Est-ce que tu peux nous expliquer en quelques mots le projet ?
La Tricyclerie, c’est un concept assez simple qui mixe le cycle des déchets avec le vélo. Concrètement, nous organisons la collecte de déchets organiques chez des professionnels et la valorisation de ces déchets. Nos utilisateurs, ce sont donc des épiceries, des immeubles de bureau (avec souvent une bonne production de marc de café), et bien sûr des restaurants, nos premiers et principaux contributeurs. Aujourd’hui, nous collectons auprès de 30 restaurants et 10 immeubles de bureaux, ce qui fait environ 2,5 tonnes de déchets par mois. Ce volume est ensuite composté sur 2 sites, puis distribués dans des jardins ou auprès de maraîchers de la métropole nantaise.

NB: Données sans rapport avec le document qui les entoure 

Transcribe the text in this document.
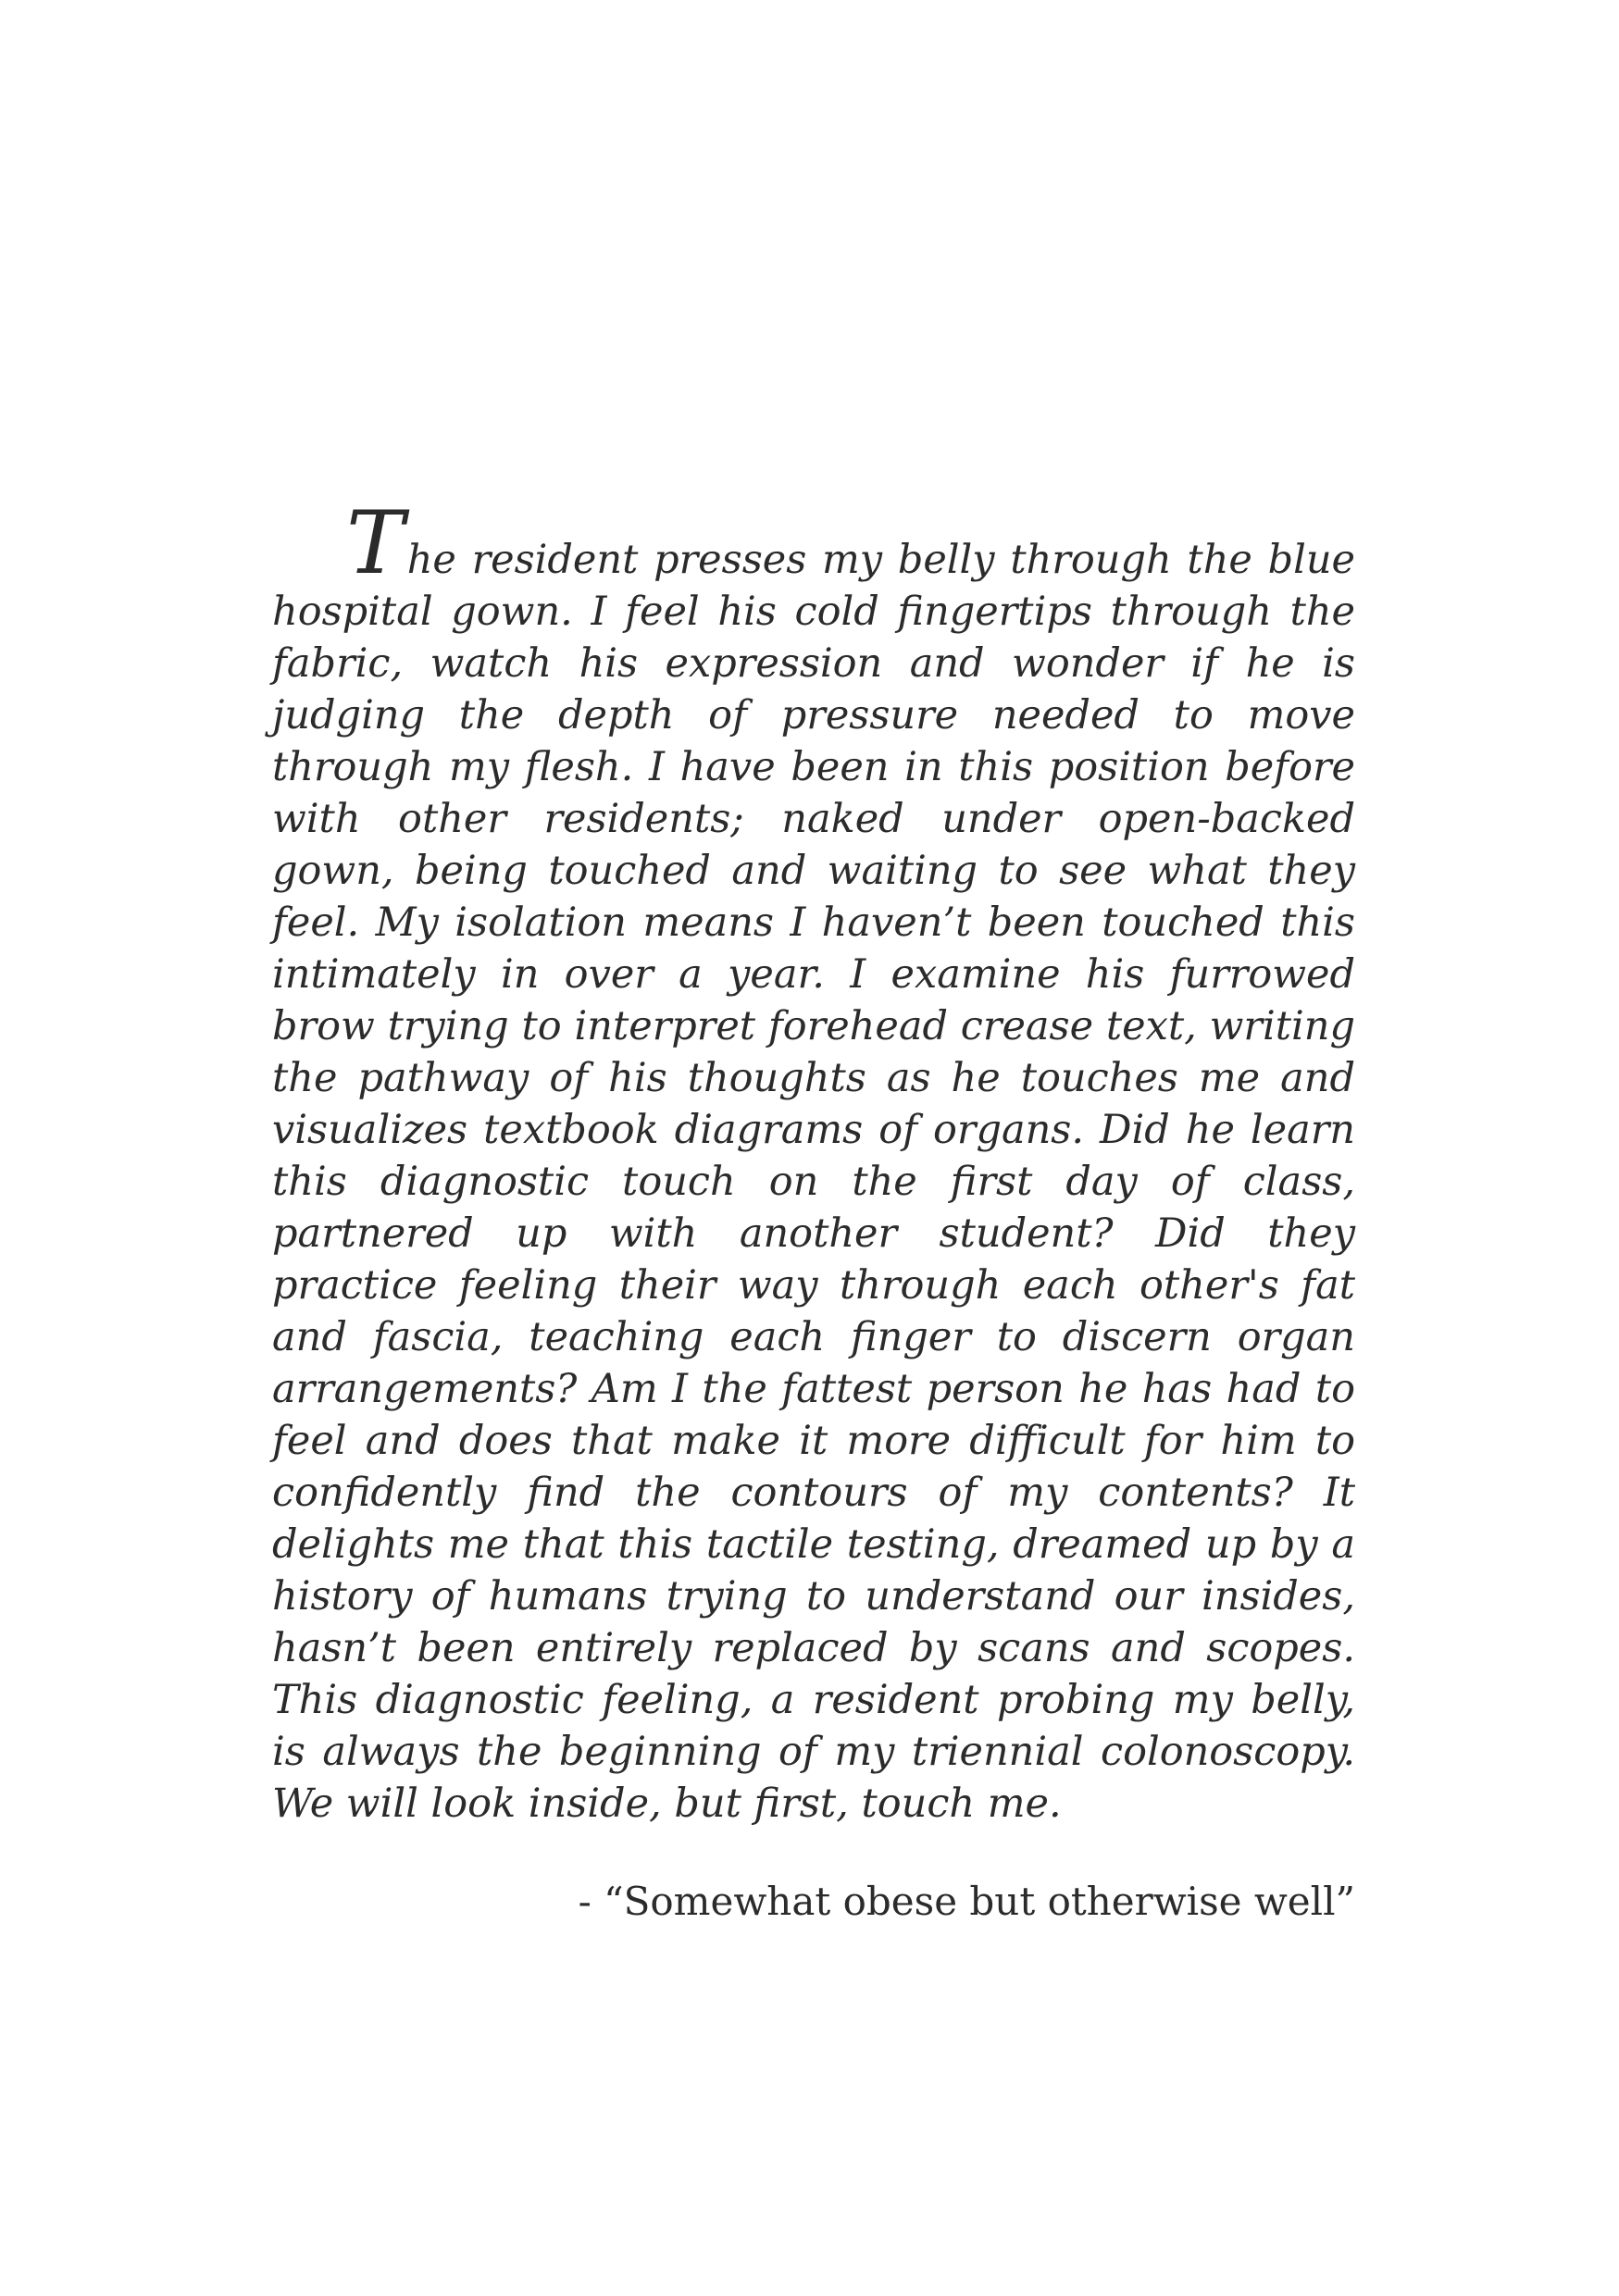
The resident presses my belly through the blue hospital gown. I feel his cold fingertips through the fabric, watch his expression and wonder if he is judging the depth of pressure needed to move through my flesh. I have been in this position before with other residents; naked under open-backed gown, being touched and waiting to see what they feel. My isolation means I haven’t been touched this intimately in over a year. I examine his furrowed brow trying to interpret forehead crease text, writing the pathway of his thoughts as he touches me and visualizes textbook diagrams of organs. Did he learn this diagnostic touch on the first day of class, partnered up with another student? Did they practice feeling their way through each other's fat and fascia, teaching each finger to discern organ arrangements? Am I the fattest person he has had to feel and does that make it more difficult for him to confidently find the contours of my contents? It delights me that this tactile testing, dreamed up by a history of humans trying to understand our insides, hasn’t been entirely replaced by scans and scopes. This diagnostic feeling, a resident probing my belly, is always the beginning of my triennial colonoscopy. We will look inside, but first, touch me.

- “Somewhat obese but otherwise well”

L’activité se développe en permanence, puisque il y a une nouvelle demande par semaine. Aujourd’hui, nous sommes donc 2 salariées et 2 services civiques, et une vingtaine de bénévoles nous aident sur la collecte, la distribution de compost, et les trucs qui les éclatent ! C’est une aventure collective !
Qu’est-ce qui fait rentrer les professionnels dans votre circuit ?
Pour la plupart de nos clients, la motivation première est de ne pas mettre leurs déchets organiques à l’incinération, sachant qu’ils produisent principalement des épluchures. Par ailleurs, notre activité leur offre un petit plus en termes de communication : faire partie du réseau de la Tricyclerie, c’est un gage de qualité pour beaucoup de nantais-e-s, et donc de nouveaux clients potentiels.
Pourquoi avoir choisi le vélo ?
Bio-déchets et vélo sont venus ensemble dès le départ ! Je faisais beaucoup de vélo en ville, voire même, il m’arrivait de pédaler des dizaines de kilomètres pour aller poser mes bio-déchets chez mes parents. J’ai d’abord proposé à des amis d’emmener leurs déchets. Et c’est ainsi qu’est née la Tricyclerie.. A Nantes, il y a déjà de nombreuses boites à vélo, c’est un écosystème dans lequel la Tricyclerie s’insère. Le vélo, c’est une logistique urbaine très pratique, très conviviale, et adaptée à nos volumes. Pour être tout à fait honnête, parfois, en tournée, la pluie, c’est un peu lourd ! Mais ça nous permet de rencontrer les gens, de discuter, de déstresser, et donc, ça compense largement.
N’est-ce pas trop compliqué, la logistique vélo ?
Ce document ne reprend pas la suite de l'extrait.